​Gufran kabilesi Katar'da hakkını aramaya devam ediyor

Dün Cenevre’de düzenlenen basın toplantısındaki el-Gufran kabilesi üyeleri (Şarku’l-Avsat)
Dün Cenevre’de düzenlenen basın toplantısındaki el-Gufran kabilesi üyeleri (Şarku’l-Avsat)
TT

​Gufran kabilesi Katar'da hakkını aramaya devam ediyor

Dün Cenevre’de düzenlenen basın toplantısındaki el-Gufran kabilesi üyeleri (Şarku’l-Avsat)
Dün Cenevre’de düzenlenen basın toplantısındaki el-Gufran kabilesi üyeleri (Şarku’l-Avsat)

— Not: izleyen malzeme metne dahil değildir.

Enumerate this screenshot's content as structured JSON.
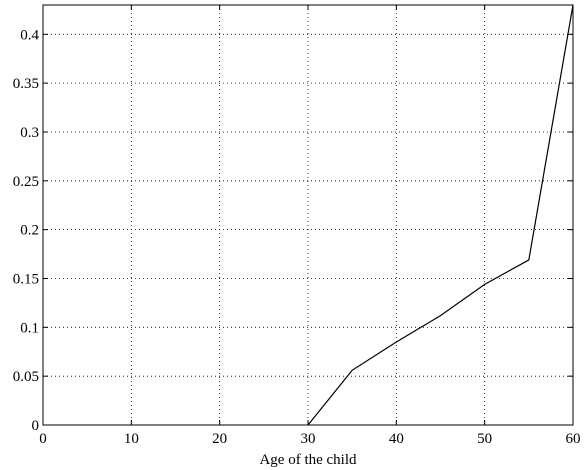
{
  "chart_data": {
    "type": "line",
    "title": "",
    "xlabel": "Age of the child",
    "ylabel": "",
    "xlim": [
      0,
      60
    ],
    "ylim": [
      0,
      0.43
    ],
    "grid": true,
    "xticks": [
      0,
      10,
      20,
      30,
      40,
      50,
      60
    ],
    "xtick_labels": [
      "0",
      "10",
      "20",
      "30",
      "40",
      "50",
      "60"
    ],
    "yticks": [
      0,
      0.05,
      0.1,
      0.15,
      0.2,
      0.25,
      0.3,
      0.35,
      0.4
    ],
    "ytick_labels": [
      "0",
      "0.05",
      "0.1",
      "0.15",
      "0.2",
      "0.25",
      "0.3",
      "0.35",
      "0.4"
    ],
    "series": [
      {
        "x": [
          30,
          35,
          40,
          45,
          50,
          55,
          60
        ],
        "y": [
          0,
          0.056,
          0.085,
          0.112,
          0.144,
          0.169,
          0.43
        ]
      }
    ],
    "line_color": "#000000"
  }
}
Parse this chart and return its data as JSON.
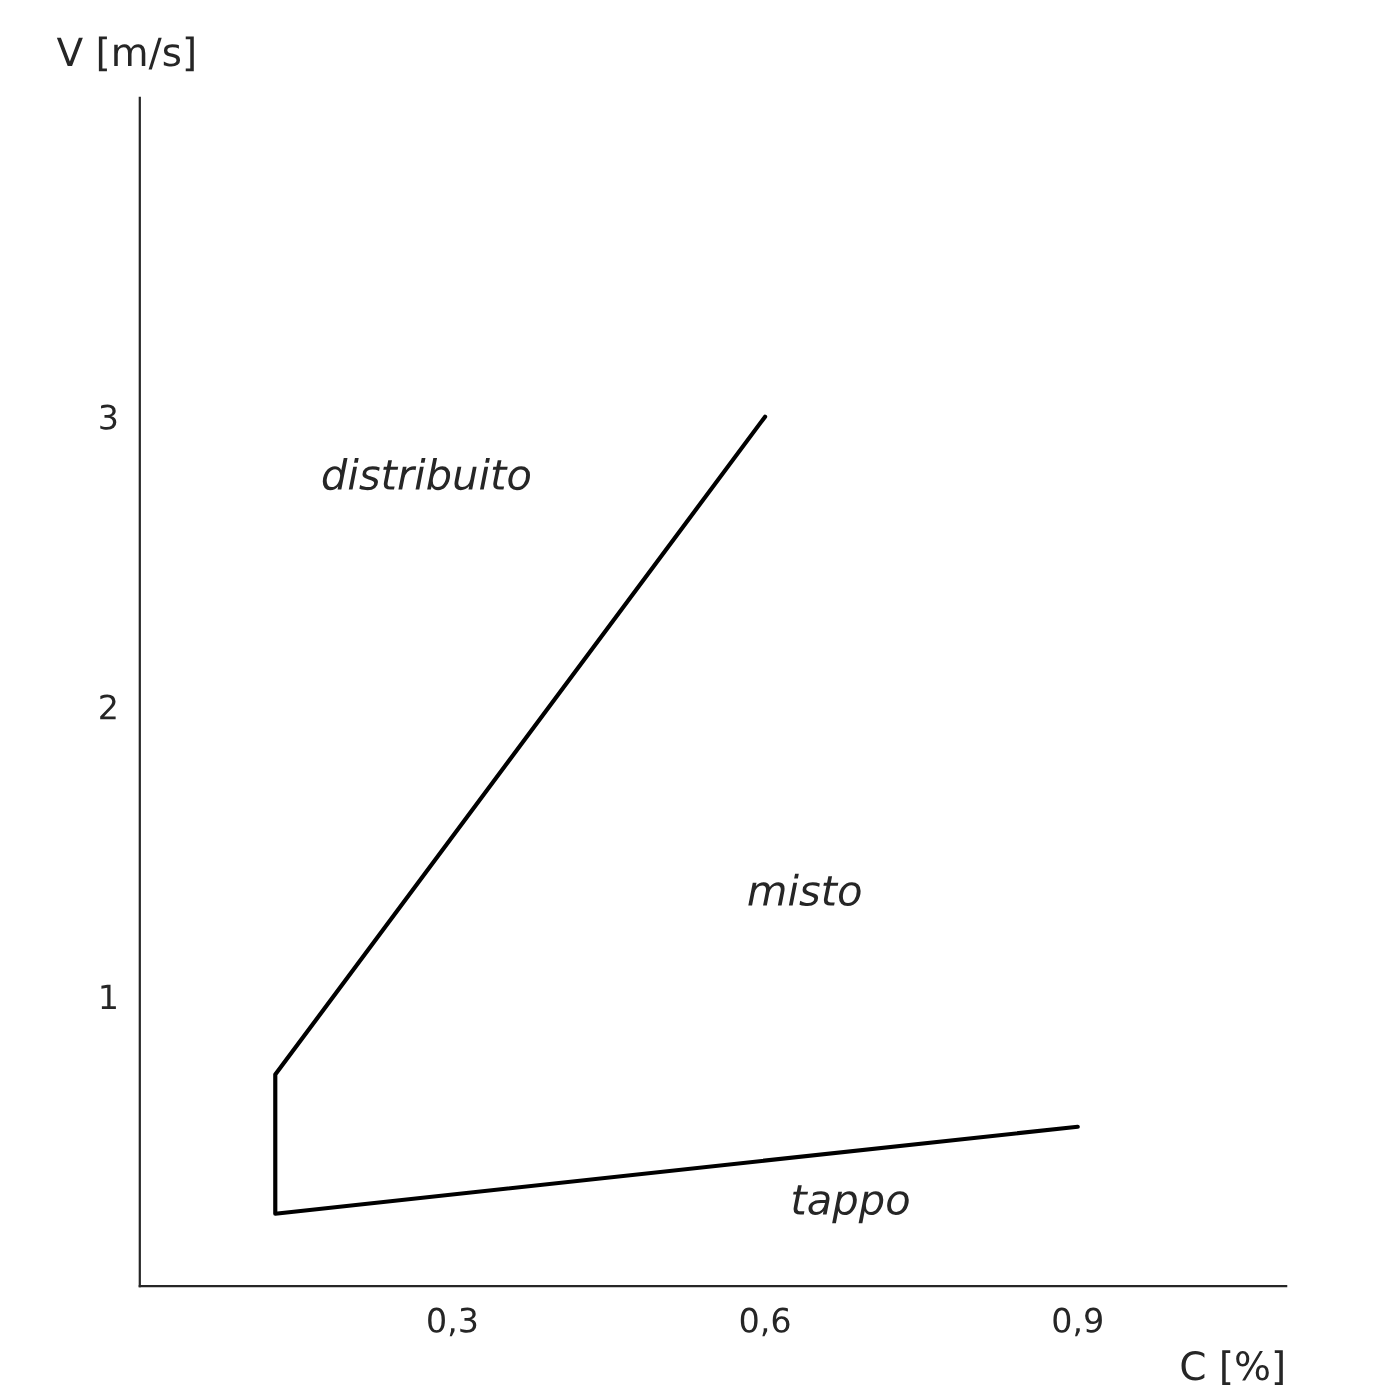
{
  "chart_data": {
    "type": "line",
    "xlabel": "C [%]",
    "ylabel": "V [m/s]",
    "x": [
      0.6,
      0.13,
      0.13,
      0.9
    ],
    "series": [
      {
        "color": "#000000",
        "values": [
          3.0,
          0.73,
          0.25,
          0.55
        ]
      }
    ],
    "xlim": [
      0,
      1.1
    ],
    "ylim": [
      0,
      4.1
    ],
    "xticks": [
      {
        "value": 0.3,
        "label": "0,3"
      },
      {
        "value": 0.6,
        "label": "0,6"
      },
      {
        "value": 0.9,
        "label": "0,9"
      }
    ],
    "yticks": [
      1,
      2,
      3
    ],
    "annotations": [
      "distribuito",
      "misto",
      "tappo"
    ],
    "grid": false,
    "legend": false,
    "marker": "none",
    "line_style": "solid"
  }
}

Cenevre’deki İsviçre Basın Kulübü, Katarlı el-Gufran kabilesinin bireyleri tarafından düzenlenen ve onların çektikleri sıkıntıları, Katar Ulusal İnsan Hakları Komitesi’nin ulusal insan hakları kurumlarının bağımsızlığını düzenleyen Paris İlkeleri’ne uymaması ve ulusal bir mekanizma olarak etkisiz olmasını ele alan bir basın toplantısına şahit oldu.
El-Gufran kabile bireyleri, uluslararası toplumu ve insan hakları kuruluşlarını, Katar Devleti politikası tarafından alınan haklarının vatandaşlıklarının geri verilmesiyle tekrar kazanılması için kendilerine ve davalarına destek vermeye çağırdılar. Ayrıca, onlara zarar veren herkesin hukuki olarak kovuşturulması ve cezalandırılmasını, onlara manevi ve maddi tazminat verilmesini, kabile bireylerinin Doha’nın ülke içinde uygulayabileceği baskılardan korunmasını ve Doha’nın onları uluslararası kuruluşların önünde haklarını talep etmekten alıkoymasının ya da davalarını kamuoyuna duyurmak için medyada görünmelerini engellemesinin önüne geçilmesini talep ettiler.
Dr. Ali el-Merri, İsviçre Basın Kulübü’ndeki basın toplantısında, Katar rejiminin el-Gufran kabilesinin bireylerine karşı işlediği ihlallerin büyüklüğüne ve Uluslararası İnsan Hakları Sözleşmesi ve tüm uluslararası insan hakları sözleşmeleriyle çelişen yasal ihlallerinin boyutuna dikkat çekti.
1996’da başlayan bu ihlallerin, Katar İçişleri Bakanlığı ve İnsan Hakları Komitesi aracılığıyla halen devam ettiğini belirtti. El-Gufran kabile bireylerinin hala sürgünde yaşadıklarını, vatandaşlıklarının alınması, zorla göç ettirilmeleri ve Katar’da Hamad rejiminin onlara karşı acımasızca uyguladığı ırk ayrımcılığının sonuçları nedeniyle çektikleri sıkıntıların 22 yıldır devam ettiğini söyledi.
Katar asıllı binlerce kişinin dünyanın herhangi bir ülkesinde benzeri görülmemiş bir toplu ceza sahnesinde vatandaşlıktan mahrum kalmanın sıkıntısını çekmeye devam ettiği bir zamanda,  El-Gufran kabile bireylerinin anavatanlarının uyruğundan yoksun bırakılmasının, BM İnsan Hakları Yüksek Komiserliği’nin ve diğer BM kuruluşlarının vatandaşlığın alınmasına karşı koymak için gösterdiği çabaların artmasına rağmen devam ettiğini vurguladı.
Öte yandan, (vatandaşlıktan atılan el-Gufran kabile bireylerinden biri olan) Raşid el-Umra, el-Gufran kabilesinin Katar’ın sosyal ve ailevi dokusunun eski ve asil bir parçası olduğunun altını çizdi. Onlara uygulanan şeylerin sistematik olduğunu ve eski Katar hükümdarı Şeyh Hamad’ın devirdiği babası Şeyh Halife’nin yanında olmalarından kaynaklandığını belirtti. Şeyh Hamad’ın iktidara gelmesiyle birlikte, onlara karşı, mülk anlaşmazlığından vatandaşlığı kaldırma ve sağlık, eğitim ve sosyal hizmetler de dahil olmak üzere diğer tüm hizmetlerden yoksun bırakmaya kadar uzanan bir dizi ihlalin başladığını kaydetti.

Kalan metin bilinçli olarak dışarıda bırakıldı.